Bug 94596

Summary: xserver-1.18.2 uses one core fully with dri3
Product: xorg Reporter: Laurent carlier <lordheavym>
Component: Driver/AMDgpuAssignee: xf86-video-ati maintainers <xorg-driver-ati>
Status: RESOLVED FIXED QA Contact: Xorg Project Team <xorg-team>
Severity: normal    
Priority: medium CC: alexander, linux, mrader3940, shawn.starr
Version: unspecified   
Hardware: x86-64 (AMD64)   
OS: Linux (All)   
Whiteboard:
i915 platform: i915 features:
Attachments:
Description Flags
perf file with "perf record --pid <xorg>"
none
perf file with 'perf report --stdio | head -1500'
none
perf file with 'perf report -G --stdio | head -500'
none
perf file with 'perf report -G --stdio | head -500' - second try
none
perf file with 'perf report -G --stdio | head -20000'
none
trace with sysprof (for Michel)
none
A nice screenshot
none
Only requeue for the next MSC none

Description Laurent carlier 2016-03-17 16:44:50 UTC
Created attachment 122381 [details]
perf file with "perf record --pid <xorg>"

- xserver-1.18.2
- xf86-video-amdgpu-1.0.1 (same problem with git)
- linux kernel-4.5.0

afaik it was working with xserver-1.18.1, back to normal when dri3 is disabled. Joined file is recorded with perf.
Comment 1 Chris Wilson 2016-03-17 20:47:44 UTC
perf.data is local to the system it was generated on, it depends upon the local libraries for symbol resolution.

Please do something like "perf report --stdio | head -1500 | upload"
Comment 2 Laurent carlier 2016-03-17 20:57:57 UTC
Created attachment 122390 [details]
perf file with 'perf report --stdio | head -1500'
Comment 3 Chris Wilson 2016-03-17 21:09:06 UTC
Spinning on poll. Ok, next up is perf report -G --stdio | head -500

My bet is the busywait in ms_present_queue_vblank() when its gets more than 128 vblanks behind the clients.
Comment 4 Laurent carlier 2016-03-17 21:13:30 UTC
Created attachment 122391 [details]
perf file with 'perf report -G --stdio | head -500'
Comment 5 Chris Wilson 2016-03-17 21:42:03 UTC
* scratches head, -G doesn't work with --stdio?

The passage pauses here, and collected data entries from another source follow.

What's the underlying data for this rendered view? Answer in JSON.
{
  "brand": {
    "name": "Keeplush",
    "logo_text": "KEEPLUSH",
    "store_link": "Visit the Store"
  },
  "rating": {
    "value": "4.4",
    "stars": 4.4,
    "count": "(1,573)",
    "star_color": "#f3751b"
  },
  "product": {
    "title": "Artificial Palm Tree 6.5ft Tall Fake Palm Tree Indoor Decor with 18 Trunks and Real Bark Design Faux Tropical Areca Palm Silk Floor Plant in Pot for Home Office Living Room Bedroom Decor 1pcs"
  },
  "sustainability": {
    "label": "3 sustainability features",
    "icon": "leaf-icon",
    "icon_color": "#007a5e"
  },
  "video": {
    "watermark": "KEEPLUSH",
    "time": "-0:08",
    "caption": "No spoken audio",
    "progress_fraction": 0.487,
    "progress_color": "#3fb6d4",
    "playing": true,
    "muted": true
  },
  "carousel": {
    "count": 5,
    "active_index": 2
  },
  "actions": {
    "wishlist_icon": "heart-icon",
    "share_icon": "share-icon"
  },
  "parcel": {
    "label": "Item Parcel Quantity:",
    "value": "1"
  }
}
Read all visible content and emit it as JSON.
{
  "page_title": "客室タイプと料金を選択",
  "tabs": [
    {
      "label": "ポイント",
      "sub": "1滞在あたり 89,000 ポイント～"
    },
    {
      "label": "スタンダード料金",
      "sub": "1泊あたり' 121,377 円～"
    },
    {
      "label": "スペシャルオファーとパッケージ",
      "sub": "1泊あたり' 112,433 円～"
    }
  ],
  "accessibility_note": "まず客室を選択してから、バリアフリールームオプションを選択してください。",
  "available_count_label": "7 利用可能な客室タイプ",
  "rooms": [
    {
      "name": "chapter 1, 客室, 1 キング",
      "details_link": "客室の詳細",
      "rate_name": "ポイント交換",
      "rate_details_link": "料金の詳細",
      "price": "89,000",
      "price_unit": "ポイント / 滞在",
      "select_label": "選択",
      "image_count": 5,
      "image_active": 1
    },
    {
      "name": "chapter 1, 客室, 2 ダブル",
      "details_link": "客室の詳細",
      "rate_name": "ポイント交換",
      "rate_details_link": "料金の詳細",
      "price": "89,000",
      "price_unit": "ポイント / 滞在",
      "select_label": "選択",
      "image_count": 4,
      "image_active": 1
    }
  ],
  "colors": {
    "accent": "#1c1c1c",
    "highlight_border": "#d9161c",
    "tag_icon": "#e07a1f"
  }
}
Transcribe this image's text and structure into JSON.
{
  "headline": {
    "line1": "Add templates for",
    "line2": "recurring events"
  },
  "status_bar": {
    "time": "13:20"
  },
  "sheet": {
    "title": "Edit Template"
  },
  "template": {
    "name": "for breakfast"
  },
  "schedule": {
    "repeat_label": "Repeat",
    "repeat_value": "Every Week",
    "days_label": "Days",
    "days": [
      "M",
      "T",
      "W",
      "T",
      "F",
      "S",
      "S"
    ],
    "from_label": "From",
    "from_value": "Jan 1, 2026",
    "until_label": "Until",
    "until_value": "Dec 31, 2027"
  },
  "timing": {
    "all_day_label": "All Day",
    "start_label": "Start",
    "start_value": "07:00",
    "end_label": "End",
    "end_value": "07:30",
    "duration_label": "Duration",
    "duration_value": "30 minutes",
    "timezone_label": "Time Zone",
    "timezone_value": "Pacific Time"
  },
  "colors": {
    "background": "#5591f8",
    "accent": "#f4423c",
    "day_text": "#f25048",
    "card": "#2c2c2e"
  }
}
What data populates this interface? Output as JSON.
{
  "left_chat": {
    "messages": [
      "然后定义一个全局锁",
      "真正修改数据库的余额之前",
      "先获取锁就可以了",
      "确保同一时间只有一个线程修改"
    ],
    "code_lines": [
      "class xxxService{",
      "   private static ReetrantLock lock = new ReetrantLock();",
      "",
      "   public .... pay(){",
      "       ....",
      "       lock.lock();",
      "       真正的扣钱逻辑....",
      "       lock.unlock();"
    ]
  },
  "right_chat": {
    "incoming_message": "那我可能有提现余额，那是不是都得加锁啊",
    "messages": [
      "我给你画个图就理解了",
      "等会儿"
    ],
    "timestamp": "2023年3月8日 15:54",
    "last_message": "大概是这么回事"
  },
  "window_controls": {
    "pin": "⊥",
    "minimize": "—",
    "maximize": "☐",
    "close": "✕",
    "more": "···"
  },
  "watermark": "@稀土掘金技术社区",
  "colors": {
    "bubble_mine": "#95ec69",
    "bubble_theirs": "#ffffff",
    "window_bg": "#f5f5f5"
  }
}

Oh, did you record with perf record -g? If not, can you please grab a new perf.data with callgraphs (-g)?
Comment 6 Laurent carlier 2016-03-17 21:43:37 UTC
Will do, currently, i'm bisecting......
Comment 7 Laurent carlier 2016-03-17 22:14:31 UTC
Created attachment 122394 [details]
perf file with 'perf report -G --stdio | head -500' - second try
Comment 8 Laurent carlier 2016-03-17 22:27:02 UTC
Bisecting result:
e457e93e5d33cbec387e40051fbabf6cf76d6af3 is the first bad commit
commit e457e93e5d33cbec387e40051fbabf6cf76d6af3
Author: Michel Dänzer <michel.daenzer@amd.com>
Date:   Wed Feb 24 16:52:59 2016 +0900

    present: Only requeue if target MSC is not reached after an unflip
    
    While present_pixmap decrements target_msc by 1 for present_queue_vblank,
    it leaves the original vblank->target_msc intact. So incrementing the
    latter for requeueing resulted in the requeued presentation being
    executed too late.
    
    Also, no need to requeue if the target MSC is already reached.
    
    This further reduces stutter when a popup menu appears on top of a
    flipping fullscreen window.
    
    Reviewed-by: Chris Wilson <chris@chris-wilson.co.uk>
    Signed-off-by: Michel Dänzer <michel.daenzer@amd.com>
    (cherry picked from commit b4ac7b142fa3c536e9b283cfd34b94d82c03aac6)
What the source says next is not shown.